Optimally overprovisioning doesn’t mean NewEdge needs thousands of data centers. Nor does it mean Netskope needs to run hundreds of racks in nearly 60 regions. What it means is that the decision-makers in Platform Engineering at Netskope deeply understand the business. They have enough of an understanding, more or less, to know what to expect regarding their traffic needs. And accordingly, they build a big enough buffer to handle the unlikely events. Today, each Netskope data center is capable of scaling up to manage an impressive 2Tbps of traffic, which means NewEdge can run more than 100Tbps globally. And suppose an individual data center becomes overloaded. In that case, the NewEdge architecture dynamically enables failover to move surplus traffic to a nearby data center, so it is 100% transparent and seamless to the end customer or user.

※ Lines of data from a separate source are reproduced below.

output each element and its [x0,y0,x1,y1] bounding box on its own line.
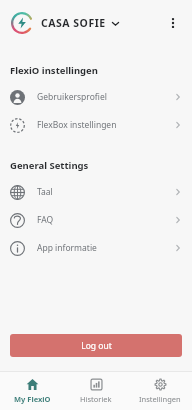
staticText: FlexBox instellingen [37,119,174,131]
button[interactable]: FAQ [0,206,192,234]
button[interactable]: Instellingen [128,372,192,410]
button[interactable]: Historiek [64,372,128,410]
button[interactable]: App informatie [0,234,192,262]
staticText: FlexiO instellingen [10,64,98,77]
staticText: CASA SOFIE [41,16,106,30]
staticText: General Settings [10,159,89,172]
staticText: Instellingen [139,394,181,404]
staticText: Log out [81,340,112,352]
button[interactable]: CASA SOFIE [9,10,122,36]
staticText: Historiek [80,394,112,404]
staticText: App informatie [37,242,174,254]
staticText: Gebruikersprofiel [37,91,174,103]
button[interactable]: FlexBox instellingen [0,111,192,139]
staticText: Taal [37,186,174,198]
button[interactable]: My FlexiO [0,372,64,410]
button[interactable]: Gebruikersprofiel [0,83,192,111]
button[interactable]: Taal [0,178,192,206]
staticText: FAQ [37,214,174,226]
button[interactable]: Log out [10,334,182,357]
staticText: My FlexiO [14,394,51,404]
button[interactable]: More options [160,10,186,36]
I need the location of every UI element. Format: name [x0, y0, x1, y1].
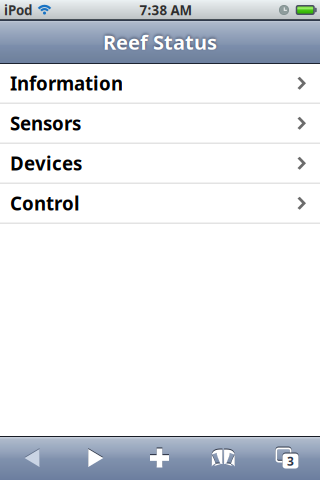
- button[interactable]: Back: [10, 436, 54, 480]
- button[interactable]: Forward: [74, 436, 118, 480]
- button[interactable]: Sensors: [0, 104, 320, 144]
- staticText: Sensors: [10, 111, 81, 136]
- staticText: iPod: [4, 1, 32, 19]
- staticText: Control: [10, 191, 80, 216]
- staticText: 3: [287, 453, 294, 469]
- staticText: Devices: [10, 151, 82, 176]
- staticText: Information: [10, 71, 123, 96]
- button[interactable]: Devices: [0, 144, 320, 184]
- button[interactable]: Bookmarks: [201, 436, 245, 480]
- staticText: 7:38 AM: [140, 1, 192, 19]
- button[interactable]: Add bookmark: [138, 436, 182, 480]
- button[interactable]: Control: [0, 184, 320, 224]
- button[interactable]: Pages, 3 open: [265, 436, 309, 480]
- staticText: Reef Status: [103, 29, 217, 55]
- button[interactable]: Information: [0, 64, 320, 104]
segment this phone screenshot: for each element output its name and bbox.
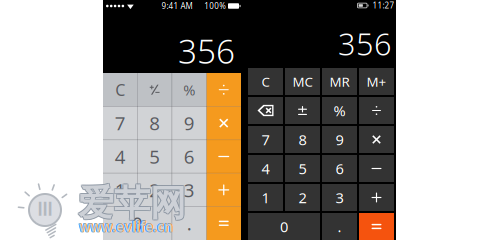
button[interactable]: 7: [103, 106, 138, 140]
button[interactable]: 4: [248, 155, 283, 182]
staticText: www.evlife.cn: [78, 218, 172, 235]
staticText: C: [262, 73, 270, 90]
button[interactable]: 0: [103, 207, 172, 240]
button[interactable]: Multiply: [206, 106, 241, 140]
staticText: 8: [298, 130, 306, 149]
staticText: 8: [149, 111, 160, 136]
button[interactable]: 9: [172, 106, 206, 140]
staticText: 7: [115, 111, 126, 136]
button[interactable]: 2: [285, 184, 320, 211]
button[interactable]: Plus minus: [138, 73, 172, 106]
button[interactable]: 0: [248, 213, 320, 240]
button[interactable]: Equals: [359, 213, 394, 240]
button[interactable]: 6: [322, 155, 357, 182]
staticText: %: [334, 101, 346, 120]
staticText: www.evlife.cn: [79, 218, 173, 236]
staticText: 爱苹网: [77, 181, 185, 225]
staticText: 100%: [204, 1, 226, 11]
staticText: www.evlife.cn: [80, 218, 174, 236]
button[interactable]: .: [172, 207, 206, 240]
button[interactable]: 9: [322, 126, 357, 153]
staticText: lll: [38, 198, 52, 220]
button[interactable]: Plus: [206, 173, 241, 207]
button[interactable]: .: [322, 213, 357, 240]
button[interactable]: 8: [138, 106, 172, 140]
button[interactable]: 5: [285, 155, 320, 182]
button[interactable]: Minus: [359, 155, 394, 182]
button[interactable]: Divide: [359, 97, 394, 124]
staticText: 爱苹网: [78, 181, 186, 225]
button[interactable]: Multiply: [359, 126, 394, 153]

Why network design & architecture are so essential to cloud security?
For many cloud-security companies, the overprovisioning described in this blog can be cost-prohibitive. It’s more affordable for Netskope because of the easy scalability of the NewEdge architecture. The problem is that tradeoffs in this area are unacceptable, as failing to overprovision correctly may put customers’ security and valuable data at risk.
Many years ago, when I was in my early 20s, I worked the night shift overseeing a local network of ATMs—by which I mean automated teller machines, not asynchronous transfer mode. Several hundred ATMs were linked via Plain Old Telephone Line (“POTS”) serial connections, and I monitored their status. Each bank set its policy for how its machines respond if they lost network connectivity and had to operate offline. The banks had the option of ceasing to give out any money until the ATM could verify that customers had enough in their accounts. But I was surprised that most banks chose to continue dispensing cash, even without verification. They prioritized customer satisfaction over risk mitigation.
Cloud security providers’ capacity planning involves similar issues to those banks setting policies for offline ATMs. What will a SaaS security company do if a particular data center experiences more traffic than it can handle? I know of some security companies that just let all traffic through; they default to no security in that circumstance. If their systems have an outage from 4 a.m. to 4:15 a.m., they may later go back through traffic data for that period and let customers know whether anything bad happened. But that is not a comfortable conversation.
In my experience, even if the security company offers a post-outage review, customers prefer having their traffic protected all the time. Knowing after the fact what went on during an outage is not the same as having uninterrupted security in place. Ultimately, that’s why a cloud security solution’s architecture matters, and it’s the cornerstone for success in SSE and SASE.